Chief executive Colin Crooks said “challenging market conditions” and investment in the business had cut into its bottom line after Shell bought it in December 2017.
“Our focus is on building a business for the long term. We are working hard to meet the changing needs of our customers against a backdrop of a changing energy system,” he said.
“We are determined to build a strong and profitable power business for the coming decades.”
The supplier, which has around 780,000 customers, rebranded to Shell Energy earlier this year after the London-listed oil firm took over one of the country’s more successful challengers.
It was the first time Shell dipped its toes into the energy supply market as it looks to diversify its business.

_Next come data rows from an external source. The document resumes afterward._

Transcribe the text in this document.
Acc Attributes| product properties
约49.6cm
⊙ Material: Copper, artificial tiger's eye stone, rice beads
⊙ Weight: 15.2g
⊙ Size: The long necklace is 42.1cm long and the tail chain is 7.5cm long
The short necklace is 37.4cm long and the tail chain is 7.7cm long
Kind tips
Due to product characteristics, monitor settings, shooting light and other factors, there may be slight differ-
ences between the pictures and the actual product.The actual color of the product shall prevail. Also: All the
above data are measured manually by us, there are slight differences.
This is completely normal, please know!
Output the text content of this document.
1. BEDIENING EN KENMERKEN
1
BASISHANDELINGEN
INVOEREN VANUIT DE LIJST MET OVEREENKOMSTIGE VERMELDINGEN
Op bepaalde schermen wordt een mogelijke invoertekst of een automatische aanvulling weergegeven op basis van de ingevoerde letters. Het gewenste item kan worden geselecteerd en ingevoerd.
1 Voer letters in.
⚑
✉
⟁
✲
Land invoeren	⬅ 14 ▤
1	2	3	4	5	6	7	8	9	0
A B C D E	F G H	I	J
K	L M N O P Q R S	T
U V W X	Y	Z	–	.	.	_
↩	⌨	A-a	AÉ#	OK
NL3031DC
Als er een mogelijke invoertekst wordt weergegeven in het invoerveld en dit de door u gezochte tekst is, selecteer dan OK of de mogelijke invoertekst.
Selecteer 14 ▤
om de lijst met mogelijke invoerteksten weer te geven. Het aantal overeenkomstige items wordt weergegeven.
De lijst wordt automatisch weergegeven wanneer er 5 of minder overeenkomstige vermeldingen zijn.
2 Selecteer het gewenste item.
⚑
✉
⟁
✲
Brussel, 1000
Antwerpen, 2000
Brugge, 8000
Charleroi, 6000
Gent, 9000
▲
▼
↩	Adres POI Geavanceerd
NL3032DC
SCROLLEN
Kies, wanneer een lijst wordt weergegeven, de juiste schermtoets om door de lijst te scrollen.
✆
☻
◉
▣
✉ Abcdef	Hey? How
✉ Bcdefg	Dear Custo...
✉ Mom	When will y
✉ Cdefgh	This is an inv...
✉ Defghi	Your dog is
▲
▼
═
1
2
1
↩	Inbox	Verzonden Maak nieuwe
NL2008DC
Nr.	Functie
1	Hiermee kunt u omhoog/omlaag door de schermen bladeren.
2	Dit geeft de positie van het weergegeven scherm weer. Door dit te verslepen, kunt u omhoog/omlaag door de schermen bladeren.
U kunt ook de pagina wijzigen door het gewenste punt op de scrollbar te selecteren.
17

The rebranded supplier switched all its customers to renewable energy and is installing smart thermostats and electric car charging points.
Shell Energy’s £29 million pre-tax profit fell to a nearly £21 million loss as it took a £15 million charge after it changed the way it reports its German subsidiary.
Turnover fell by just under 1% to £850,000.
It was not the only company which faced challenges over the year, as several suppliers struggled in a tough market.
Ten businesses have closed their doors in the past 12 months, including Economy Energy, Spark Energy and Extra Energy.
All were challenger suppliers trying to break the monopoly of the Big Six.
But even the bigger suppliers felt the pinch, with SSE’s adjusted profit before tax dropping 38% in the 2018/19 financial year.